Chad Manning flies 737s for Alaska Airlines and C-17s for the 446th Reserve Wing at McChord Field in Washington state.
He hadn’t flown in a J-3 Cub. Ever.
“When was the last time you flew in a small plane?” I asked Chad as we drove to the airport. “16 years ago in a 172,” he responded. “I have about 50 hours.”
Chad’s son and my son are classmates. That’s how we met. Over the years we’ve known each other – our boys are entering 5th (gulp) grade – and we’ve socialized many times. But this is the first time we’ve gone flying together.
On the drive to the airport, Chad was telling me about the hypoxia training he’d just come from at McChord Field. It was a good refresher. I grinned and said he wouldn’t be needing to put that knowledge to use on our flight. “Pattern altitude is 1,500 MSL. That’s about as high as we’ll get.”
Chad flew most of the time, once we were airborne. He’d flown over this area a lot. But it was pattern work in the C-17, or arriving and departing the area in both the 737 and C-17. He hadn’t just sauntered about. And he was having a blast.

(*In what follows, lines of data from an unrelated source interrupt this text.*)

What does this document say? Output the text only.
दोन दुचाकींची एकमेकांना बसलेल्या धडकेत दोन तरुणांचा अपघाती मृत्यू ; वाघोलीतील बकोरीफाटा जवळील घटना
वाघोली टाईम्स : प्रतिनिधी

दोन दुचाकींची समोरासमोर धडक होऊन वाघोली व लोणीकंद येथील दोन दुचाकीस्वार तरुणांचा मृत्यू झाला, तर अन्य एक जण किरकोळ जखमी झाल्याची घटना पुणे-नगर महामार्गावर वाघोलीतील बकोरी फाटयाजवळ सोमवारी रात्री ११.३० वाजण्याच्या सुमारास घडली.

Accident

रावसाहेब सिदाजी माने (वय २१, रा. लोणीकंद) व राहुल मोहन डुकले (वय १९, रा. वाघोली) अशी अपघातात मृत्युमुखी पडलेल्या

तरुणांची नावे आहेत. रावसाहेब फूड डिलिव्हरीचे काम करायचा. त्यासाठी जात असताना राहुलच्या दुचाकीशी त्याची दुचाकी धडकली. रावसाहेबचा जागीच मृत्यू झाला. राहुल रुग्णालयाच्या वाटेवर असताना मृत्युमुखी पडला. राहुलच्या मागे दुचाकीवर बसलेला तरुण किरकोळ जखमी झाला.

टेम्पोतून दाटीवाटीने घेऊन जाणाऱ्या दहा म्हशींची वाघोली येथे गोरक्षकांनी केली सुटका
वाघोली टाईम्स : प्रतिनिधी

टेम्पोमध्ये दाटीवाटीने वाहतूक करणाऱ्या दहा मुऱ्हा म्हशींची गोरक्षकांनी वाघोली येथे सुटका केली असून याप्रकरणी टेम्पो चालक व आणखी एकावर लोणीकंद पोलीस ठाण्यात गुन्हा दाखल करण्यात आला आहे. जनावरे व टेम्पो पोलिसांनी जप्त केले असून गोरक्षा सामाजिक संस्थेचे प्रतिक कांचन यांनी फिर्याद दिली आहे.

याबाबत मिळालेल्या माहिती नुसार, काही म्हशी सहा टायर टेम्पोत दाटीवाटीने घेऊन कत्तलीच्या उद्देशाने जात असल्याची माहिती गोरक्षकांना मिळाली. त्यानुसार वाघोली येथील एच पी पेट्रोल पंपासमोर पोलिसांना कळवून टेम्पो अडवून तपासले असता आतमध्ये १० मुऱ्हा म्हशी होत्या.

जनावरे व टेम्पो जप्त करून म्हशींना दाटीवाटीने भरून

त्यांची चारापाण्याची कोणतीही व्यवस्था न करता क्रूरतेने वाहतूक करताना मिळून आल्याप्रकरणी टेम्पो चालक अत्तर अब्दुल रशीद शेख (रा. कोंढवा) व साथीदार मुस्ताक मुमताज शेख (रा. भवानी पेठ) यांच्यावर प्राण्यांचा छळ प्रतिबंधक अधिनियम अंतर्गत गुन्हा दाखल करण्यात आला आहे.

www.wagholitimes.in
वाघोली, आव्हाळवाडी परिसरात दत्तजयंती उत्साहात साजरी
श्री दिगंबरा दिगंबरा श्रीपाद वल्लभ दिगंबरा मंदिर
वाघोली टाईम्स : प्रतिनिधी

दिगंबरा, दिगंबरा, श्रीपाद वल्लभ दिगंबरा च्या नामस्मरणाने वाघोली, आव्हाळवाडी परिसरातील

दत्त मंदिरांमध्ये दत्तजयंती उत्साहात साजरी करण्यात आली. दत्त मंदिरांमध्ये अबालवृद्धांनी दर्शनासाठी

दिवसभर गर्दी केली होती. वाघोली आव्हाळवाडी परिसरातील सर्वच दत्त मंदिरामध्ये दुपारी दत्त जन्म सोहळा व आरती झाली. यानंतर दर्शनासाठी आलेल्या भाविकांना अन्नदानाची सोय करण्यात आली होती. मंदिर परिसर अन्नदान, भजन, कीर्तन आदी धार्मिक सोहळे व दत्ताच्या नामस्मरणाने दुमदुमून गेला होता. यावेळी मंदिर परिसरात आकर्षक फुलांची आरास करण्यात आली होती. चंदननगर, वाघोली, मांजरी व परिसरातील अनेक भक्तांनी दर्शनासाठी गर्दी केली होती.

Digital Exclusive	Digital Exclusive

As we sauntered — because that’s about all you can really do in a J-3 — around the Puget Sound area of western Washington it hit me. We need to reach out to our military and airline pilot siblings.
As much fun as Chad and I had, I don’t expect him to rush out and get checked out in a general aviation aircraft anytime soon. But fanning the flame of GA could be a very useful in the long run.
To be certain, a good many military and airline and corporate pilots do fly low and slow on the weekends. But I’d hazard a guess that many more don’t.
Those are the pilots we need to reach out to. In most cases, they started in general aviation. We need to remind them what flying — just flying — is all about.
What about Airline Eagles? Or Military Eagles?
During a post-flight “debrief” at a local water hole, Chad was still pretty excited. To be fair, the airlines and military operate under a massive load of rules and regulations. And while a great job, it is a job. Casting aside most of those and just flying was a kick in the pants for Chad.
Chad’s smile says it all. Let’s take our big plane siblings flying.